On a bank’s balance sheet, loan assets and deposit liabilities are regularly created and regularly extinguished. For a corporation, the share assets and balance sheet liabilities are created and rarely, if ever, extinguished. In addition, the obligations that the corporation has to honor for the liability created are practically non-existent, unlike a bank’s obligation to honor the deposit liability it created.
So would you agree that shares are a way of the non-government sector to create net financial assets? I think the answer is ‘false’ but the logic escapes me.
Thanks, Joel
“Our tax relationship is already defined above – so T = tY. The little t is the marginal tax rate which in this case is the proportional rate – 0.2 in the question. Note here taxes are taken out of total income (Y) which then defines disposable income.
So Yd = (1-t) times Y or Yd = (1-0.3)*Y = 0.2*Y”
Shouldn’t it be Yd=(1-0.2)*Y=0.8Y ? Or am I way off…. 😉
Oh my God Bill, you have really made my mind spin with number 3. It will take hours to dissect that. I know it is all logical, and my high school algebra was always pretty good but when it comes to applying it to economics I struggle….
Further questions
“Y – c*(1-t)*Y + m*Y – A”
Should it be Y – c*(1-t)*Y + m*Y – A=0?
“So in the question you have one equation (the multiplier) and one unknown (c). This is because of the 3 behaviorial parameters (c, t and m) two are known (t and m) and you also know the value of the left-hand side of the equation (1.5). So in effect you can solve for c:”
Should it be (1.6)?
I follow the algebra now but would struggle to do it myself! MMT university is required……

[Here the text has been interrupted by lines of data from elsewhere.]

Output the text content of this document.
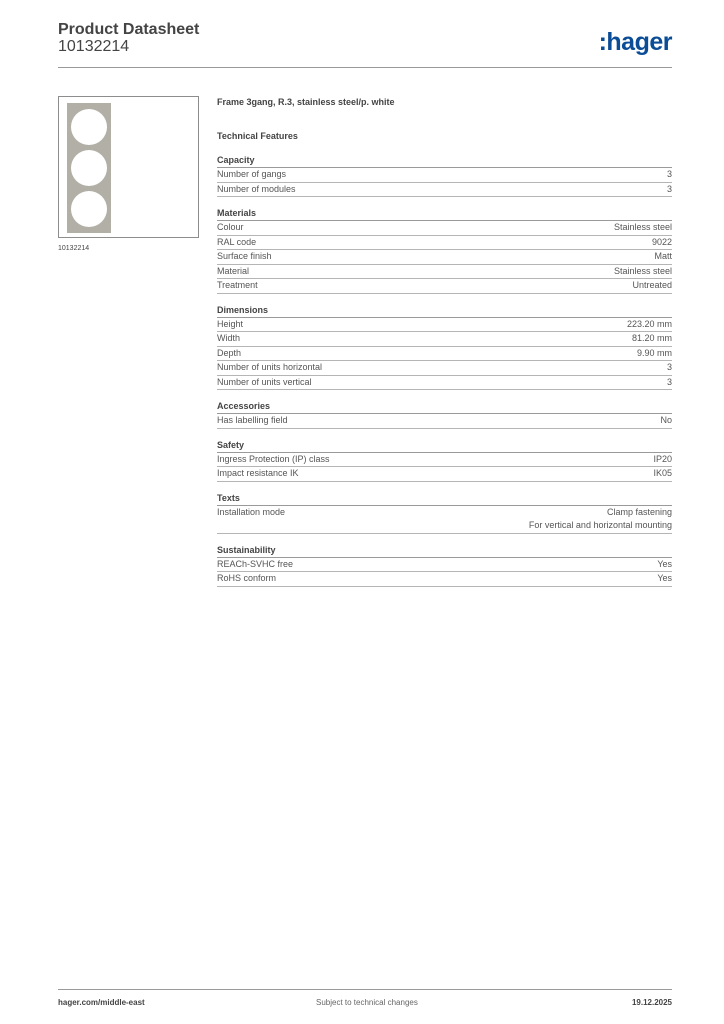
Product Datasheet
10132214	:hager
10132214
Frame 3gang, R.3, stainless steel/p. white
Technical Features
Capacity
Number of gangs	3
Number of modules	3
Materials
Colour	Stainless steel
RAL code	9022
Surface finish	Matt
Material	Stainless steel
Treatment	Untreated
Dimensions
Height	223.20 mm
Width	81.20 mm
Depth	9.90 mm
Number of units horizontal	3
Number of units vertical	3
Accessories
Has labelling field	No
Safety
Ingress Protection (IP) class	IP20
Impact resistance IK	IK05
Texts
Installation mode	Clamp fastening
For vertical and horizontal mounting
Sustainability
REACh-SVHC free	Yes
RoHS conform	Yes
hager.com/middle-east	Subject to technical changes	19.12.2025
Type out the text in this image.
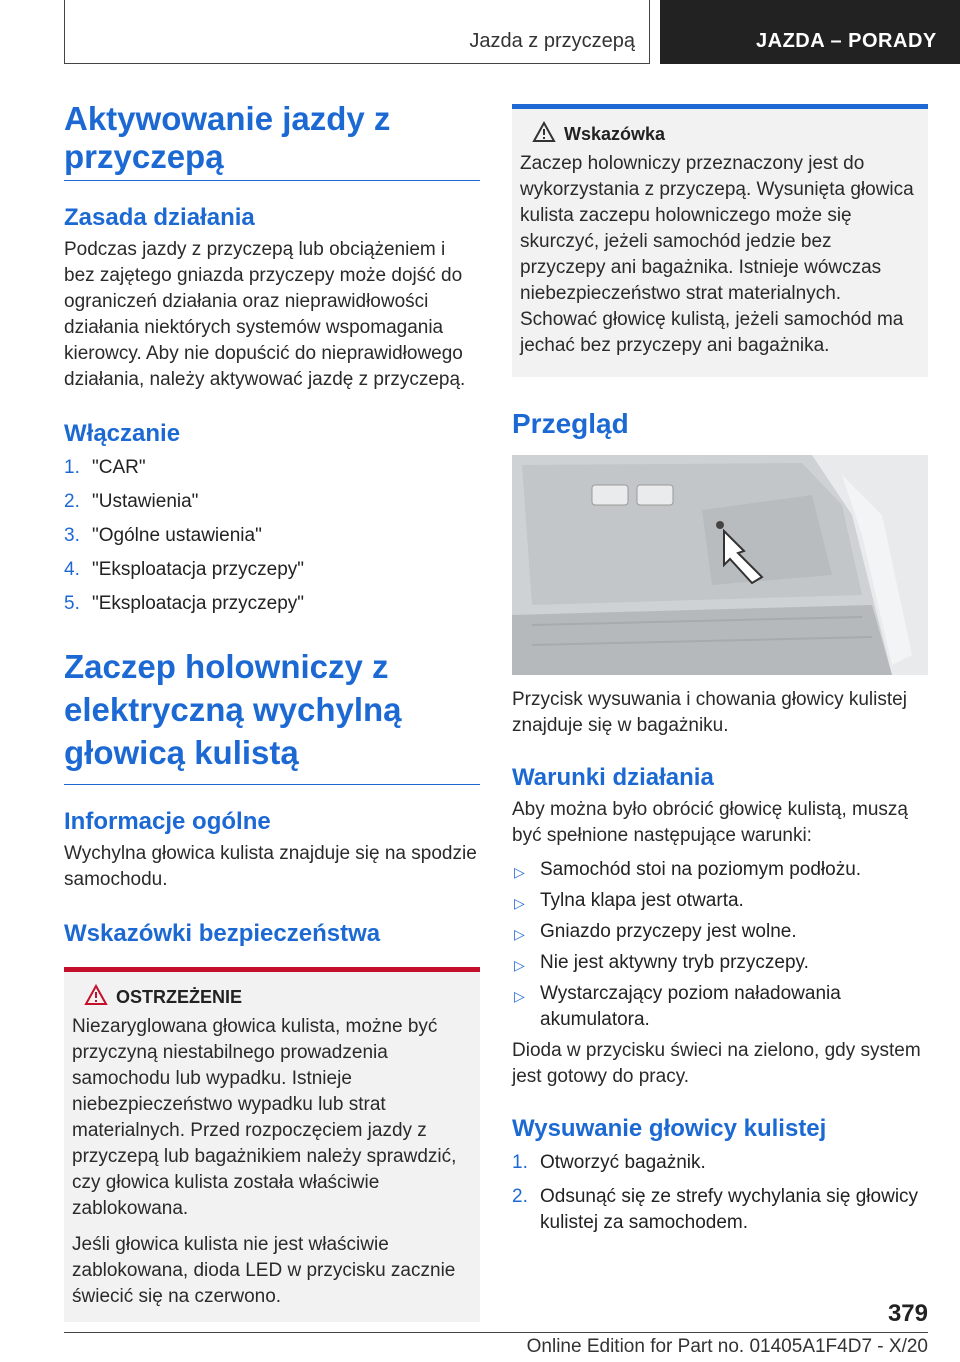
Jazda z przyczepą	JAZDA – PORADY
Aktywowanie jazdy z przyczepą
Zasada działania

Podczas jazdy z przyczepą lub obciążeniem i bez zajętego gniazda przyczepy może dojść do ograniczeń działania oraz nieprawidłowości działania niektórych systemów wspomagania kierowcy. Aby nie dopuścić do nieprawidłowego działania, należy aktywować jazdę z przyczepą.

Włączanie
1. "CAR"
2. "Ustawienia"
3. "Ogólne ustawienia"
4. "Eksploatacja przyczepy"
5. "Eksploatacja przyczepy"
Zaczep holowniczy z elektryczną wychylną głowicą kulistą
Informacje ogólne

Wychylna głowica kulista znajduje się na spodzie samochodu.

Wskazówki bezpieczeństwa
OSTRZEŻENIE

Niezaryglowana głowica kulista, możne być przyczyną niestabilnego prowadzenia samochodu lub wypadku. Istnieje niebezpieczeństwo wypadku lub strat materialnych. Przed rozpoczęciem jazdy z przyczepą lub bagażnikiem należy sprawdzić, czy głowica kulista została właściwie zablokowana.

Jeśli głowica kulista nie jest właściwie zablokowana, dioda LED w przycisku zacznie świecić się na czerwono.

Wskazówka

Zaczep holowniczy przeznaczony jest do wykorzystania z przyczepą. Wysunięta głowica kulista zaczepu holowniczego może się skurczyć, jeżeli samochód jedzie bez przyczepy ani bagażnika. Istnieje wówczas niebezpieczeństwo strat materialnych. Schować głowicę kulistą, jeżeli samochód ma jechać bez przyczepy ani bagażnika.

Przegląd

Przycisk wysuwania i chowania głowicy kulistej znajduje się w bagażniku.

Warunki działania

Aby można było obrócić głowicę kulistą, muszą być spełnione następujące warunki:

▷ Samochód stoi na poziomym podłożu.
▷ Tylna klapa jest otwarta.
▷ Gniazdo przyczepy jest wolne.
▷ Nie jest aktywny tryb przyczepy.
▷ Wystarczający poziom naładowania akumulatora.

Dioda w przycisku świeci na zielono, gdy system jest gotowy do pracy.

Wysuwanie głowicy kulistej
1. Otworzyć bagażnik.
2. Odsunąć się ze strefy wychylania się głowicy kulistej za samochodem.
379
Online Edition for Part no. 01405A1F4D7 - X/20
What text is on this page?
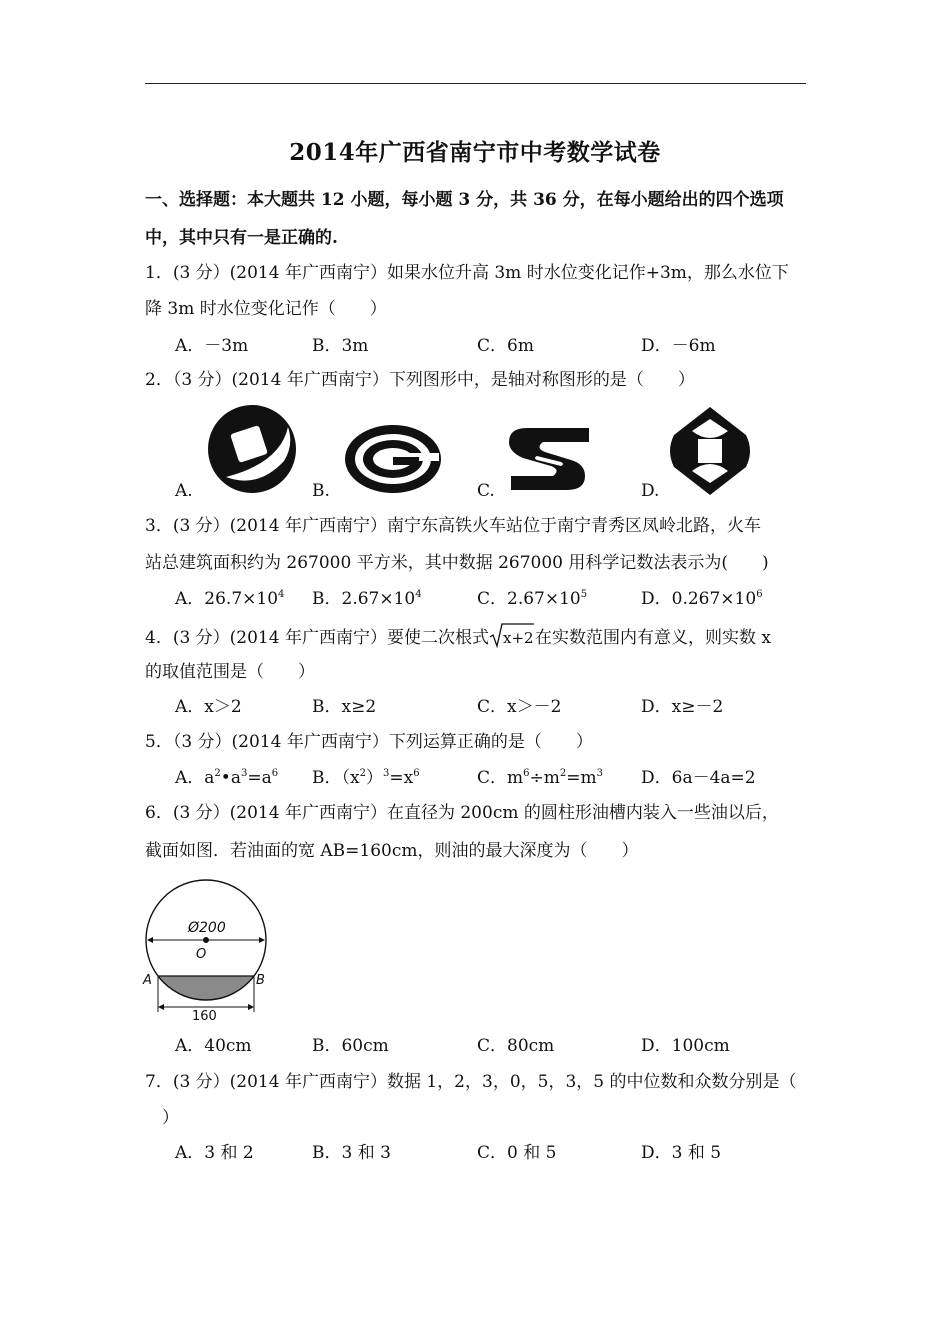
2014年广西省南宁市中考数学试卷
一、选择题：本大题共 12 小题，每小题 3 分，共 36 分，在每小题给出的四个选项
中，其中只有一是正确的.
1．(3 分）(2014 年广西南宁）如果水位升高 3m 时水位变化记作+3m，那么水位下
降 3m 时水位变化记作（　　）
A．－3m	B．3m	C．6m	D．－6m
2．（3 分）(2014 年广西南宁）下列图形中，是轴对称图形的是（　　）
A.	B.	C.	D.
3．(3 分）(2014 年广西南宁）南宁东高铁火车站位于南宁青秀区凤岭北路，火车
站总建筑面积约为 267000 平方米，其中数据 267000 用科学记数法表示为(　　)
A．$26.7\times 10^4$ B．$2.67\times 10^4$	C．$2.67\times 10^5$	D．$0.267\times 10^6$
4．(3 分）(2014 年广西南宁）要使二次根式 x+2 在实数范围内有意义，则实数 x
的取值范围是（　　）
A．x＞2	B．x≥2	C．x＞－2	D．x≥－2
5．（3 分）(2014 年广西南宁）下列运算正确的是（　　）
A．$a^2•a^3=a^6$ B．$(x^2)^3=x^6$	C．$m^6\div m^2=m^3$ D．6a－4a=2
6．(3 分）(2014 年广西南宁）在直径为 200cm 的圆柱形油槽内装入一些油以后，
截面如图．若油面的宽 AB=160cm，则油的最大深度为（　　）
Ø200
O
A	B
160
A．40cm	B．60cm	C．80cm	D．100cm
7．(3 分）(2014 年广西南宁）数据 1，2，3，0，5，3，5 的中位数和众数分别是（
　）
A．3 和 2	B．3 和 3	C．0 和 5	D．3 和 5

I would be interested to read Bill’s thoughts.
My guess is no, shares make no net difference to the financial assets of the non-government sector.
The founders of a privately held firm use one form of financial asset (demand deposits at retail banks) to create another (equity stakes in a privately held firm). It’s just an asset swap – no change to the net financial wealth of the sector as a whole.
When the firm offers shares to the public, the firm swaps one one form of financial asset (equity stakes in a firm) for another (demand deposits at retail banks – the people purchasing the shares are using demand deposits to make the purchases). Again, just an asset swap.
If the firm becomes very successful and efficient at producing output that people want to buy, but the the federal government does not net add spending into the non-government sector in proportion to the increase in the economy’s productive capacity, the firm and its shareholders can accumulate wealth but only to the detriment of other entities in the non-government sector. The firm’s additional wealth (reflected in its rising profits and rising share price) had to come from elsewhere in the non-government sector. So again, assets get reshuffled within the non-government sector, but there are no net changes to the sector’s financial assets.